Dossiers personnels (hommes), Prisciliano García Gaitero
Creator: National Socialist German Workers' Party- Schutzstaffel
Source:
1.1.26.3/1452315/ITS, Arolsen Archives
Date Created: 1941
Extent: 1 item
48.24041, 14.51627
Les registres des camps sont constitués de fiches d'inscription comme celle présentée ici de Prisciliano García Gaitero. Elles indiquent son âge (30 ans), sa nationalité (espagnole), sa profession (mineur), le lieu où il a été fait prisonnier (France, le 23 juin 1940), ses transferts (il est allé à Gusen), son adresse pour la notification de décès et la classification avec laquelle il est entré dans le camp. Bien qu'il soit entré à Mauthausen en mars 1941, il est toujours considéré comme prisonnier de guerre, «combattant de l'Espagne rouge» ou Rotspanienkämpfer. Leurs fiches indiquent clairement qu'ils ont conservé la nationalité espagnole, mais elles n'expliquent pas pourquoi, s'ils étaient considérés comme des prisonniers de guerre, ils ont été envoyés dans un camp de concentration.
Témoignage de Prisciliano García Gaitero
« Peu après, nous avons interrompu notre marche. Nous nous trouvons devant une forteresse d’aspect oriental, face à une immense porte, au-dessus de laquelle se trouve un grand aigle en métal, les ailes déployées, les pattes jointes et une croix sous les serres.
Après avoir franchi la porte, nous débouchons sur une grande cour dont les côtés sont bordés d’une série de baraquements peints en vert. Nous nous regroupons le long de la cour.
Un officier nous compte, tout le monde est là. Dans sa langue allemande, que l'un de nous traduit, il demande :
Y a-t-il des Juifs parmi vous ?
Tout le monde se tait, puis ajoute :
Déshabillez-vous.
Dans la cour, il y a des tables avec des papiers et des hommes pour nous inscrire.
On voit aussi quelques prisonniers avec des tondeuses et des rasoirs à la main.
On est à présent tous nus.
Ils nous donnent ordonnent d’aller un par un vers les tables pour les interrogatoires et de remplir les fiches. La dernière question était toujours :
En cas de décès, qui voulez-vous que l'on informe ?
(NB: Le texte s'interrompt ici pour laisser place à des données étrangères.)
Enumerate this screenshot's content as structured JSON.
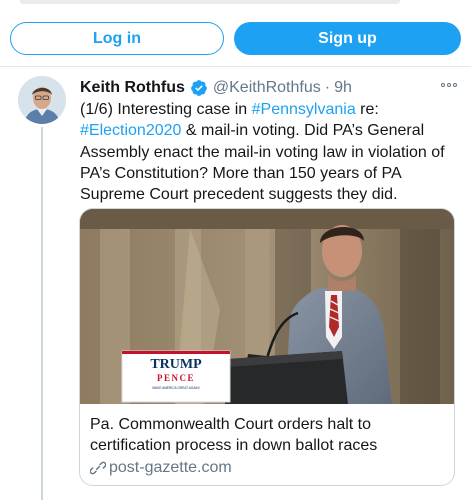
{
  "actions": {
    "login_label": "Log in",
    "signup_label": "Sign up"
  },
  "tweet": {
    "author_name": "Keith Rothfus",
    "handle": "@KeithRothfus",
    "separator": "·",
    "time": "9h",
    "text": {
      "part1": "(1/6) Interesting case in ",
      "hashtag1": "#Pennsylvania",
      "part2": " re: ",
      "hashtag2": "#Election2020",
      "part3": " & mail-in voting. Did PA’s General Assembly enact the mail-in voting law in violation of PA’s Constitution? More than 150 years of PA Supreme Court precedent suggests they did."
    }
  },
  "card": {
    "title": "Pa. Commonwealth Court orders halt to certification process in down ballot races",
    "domain": "post-gazette.com",
    "sign": {
      "line1": "TRUMP",
      "line2": "PENCE",
      "line3": "MAKE AMERICA GREAT AGAIN!"
    }
  },
  "colors": {
    "accent": "#1da1f2",
    "secondary_text": "#657786",
    "border": "#ccd6dd"
  },
  "icons": {
    "verified": "verified-badge-icon",
    "more": "more-options-icon",
    "link": "link-icon"
  }
}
Nous avons donné le nom et le lieu d’origine. L'étape suivante était le barbier. Pendant plus de trois heures nous sommes restés nus dans la cour de revue, jusqu'à ce qu'ils aient fini de nous raser tous. Nos corps sont gelés, beaucoup sont pris de convulsions.
Nous essayons de nous rapprocher pour nous réchauffer, mais les SS nous en empêchent. Beaucoup de malheureux s'effondrent, ayant atteint la limite de leur résistance, vaincus par le froid de la Sibérie autrichienne. De là, ils sont conduits au crématorium, ils sont désormais inutiles.
Après avoir passé une demi-heure sous la douche, nous remontons à nouveau l'escalier à l'extérieur. Mouillés, le froid devient beaucoup plus cruel. Tout le monde tousse et frissonne. Un des gardiens, brandissant une matraque, crie :
Ruhe scheissespagnacas
“Silence salauds d’Espagnols”.
Puis vers les baraquements, j'arrive enfin à entrer dans une baraque. Devant la
table, le Schreiber inscrit mon nom, mon âge, ma profession, etc. dans un registre.
Il me tend un carton avec un numéro et me dit :
A partir d'aujourd'hui, tu ne t'appelleras plus Garcia, ton nouveau nom est ce numéro qui tu dois toujours savoir.
On me donne des slips, un costume à rayures bleues et blanches, une chemise
et des galoches avec des semelles en bois.
Les lits sont en bois, d'environ quatre-vingts centimètres de large, avec trois étages. Dans chaque lit, il y a trois personnes et une couverture à partager. Avant de nous coucher, ils nous ordonnent de nous laver les pieds. C’est ainsi que j'ai passé ma première nuit à Mauthausen ».